Arthur E. Wise, author of Legislated Learning, is the social scientist whose earlier book, Rich Schools, Poor Schools: The Promise of Equal Educational Opportunity, was in large measure responsible for the New Jersey Supreme Court's 1972 ruling in Robinson v. Cahill, which mandated equity in school expenditures so that all public schools could provide the same educational opportunities for all the state's children regardless of a school's location. And now that this principle of financial equity has been accepted nationwide by public school bureaucrats, legislatures have shifted their attention to the more difficult area of educational content.

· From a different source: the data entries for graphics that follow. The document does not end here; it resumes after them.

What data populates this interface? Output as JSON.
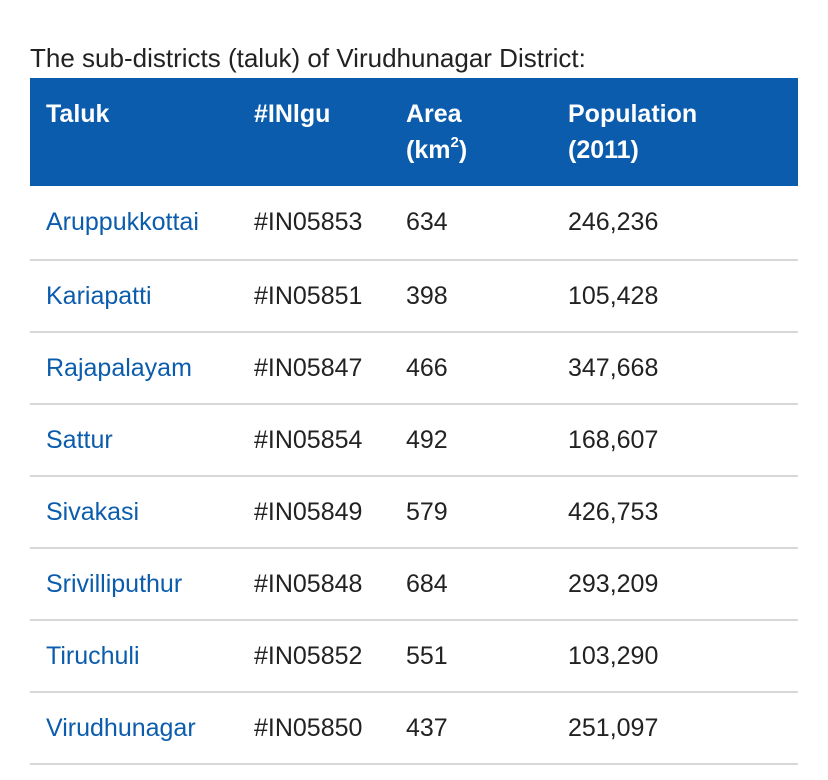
{
  "caption": "The sub-districts (taluk) of Virudhunagar District:",
  "table": {
    "headers": {
      "taluk": "Taluk",
      "code": "#INlgu",
      "area_line1": "Area",
      "area_unit": "(km",
      "area_sup": "2",
      "area_close": ")",
      "population_line1": "Population",
      "population_line2": "(2011)"
    },
    "rows": [
      {
        "taluk": "Aruppukkottai",
        "code": "#IN05853",
        "area": "634",
        "population": "246,236"
      },
      {
        "taluk": "Kariapatti",
        "code": "#IN05851",
        "area": "398",
        "population": "105,428"
      },
      {
        "taluk": "Rajapalayam",
        "code": "#IN05847",
        "area": "466",
        "population": "347,668"
      },
      {
        "taluk": "Sattur",
        "code": "#IN05854",
        "area": "492",
        "population": "168,607"
      },
      {
        "taluk": "Sivakasi",
        "code": "#IN05849",
        "area": "579",
        "population": "426,753"
      },
      {
        "taluk": "Srivilliputhur",
        "code": "#IN05848",
        "area": "684",
        "population": "293,209"
      },
      {
        "taluk": "Tiruchuli",
        "code": "#IN05852",
        "area": "551",
        "population": "103,290"
      },
      {
        "taluk": "Virudhunagar",
        "code": "#IN05850",
        "area": "437",
        "population": "251,097"
      }
    ]
  },
  "colors": {
    "header_bg": "#0b5cad",
    "link": "#0b5cad",
    "row_border": "#d8d8d8"
  }
}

It's easy enough to slice the money pie so that each school gets its equitable share. But how do you determine what an "equal educational opportunity" is? You first have to define "educational opportunity." And once you do that you have to legislate it into existence. Which is what is happening all over the country as state lawmakers mandate educational achievement through minimum competency requirements and other such policies to ensure that high school graduates can read, write, and do simple math. The result, according to Wise, is the "bureaucratization of the American classroom."
So what else is new? "Success in solving problems of equity," Wise writes, "is encouraging policy makers and those who appeal to them to try to solve problems of productivity as well.…Productivity questions are intrinsically more difficult than equity questions because they arise not out of a political impasse but from a fundamental lack of knowledge about how to teach." What an admission of failure! The State has had a virtual monopoly on teacher training for over a hundred years and it still doesn't know how to teach! No wonder the nation is becoming illiterate. And no wonder the lawmakers are mandating that public school teachers teach the basics. But what is mind-boggling is that laws should be needed at all requiring that teachers do the job they've supposedly been hired to do.
Wise's assumption that there is "a fundamental lack of knowledge about how to teach" is symptomatic of the narrow vision characteristic of so many of these social scientists. Hasn't he ever heard of Rudolph Flesch or a dozen other critics of modern pedagogy? The simple fact is there is no lack of knowledge about how to teach the basics. But there is a tremendous resistance among professors of education in recognizing that knowledge. I wrote of this at length in my own study of the reading instruction problem, The New Illiterates, published in 1973. But the establishment social scientist lives in the narrow, rigid world of public agencies where knowledge is not recognized unless it is generated within the fraternity and within a conformist range of scholarship. To do otherwise is to invite ostracism.
Wise accepts State education unquestioningly. His concern is with the future shape that bureaucratization will take. He is afraid that the trend toward legislated learning will tend to centralize the control of educational policy in the hands of the central government. He thinks that this will "cast the welfare of the individual as subordinate to the welfare of the state." Congratulations. It's nice to know that even some establishment insiders are beginning to recognize the inevitable negative consequences of statism.
Samuel Blumenfeld is a free-lance writer and the author of several books on education.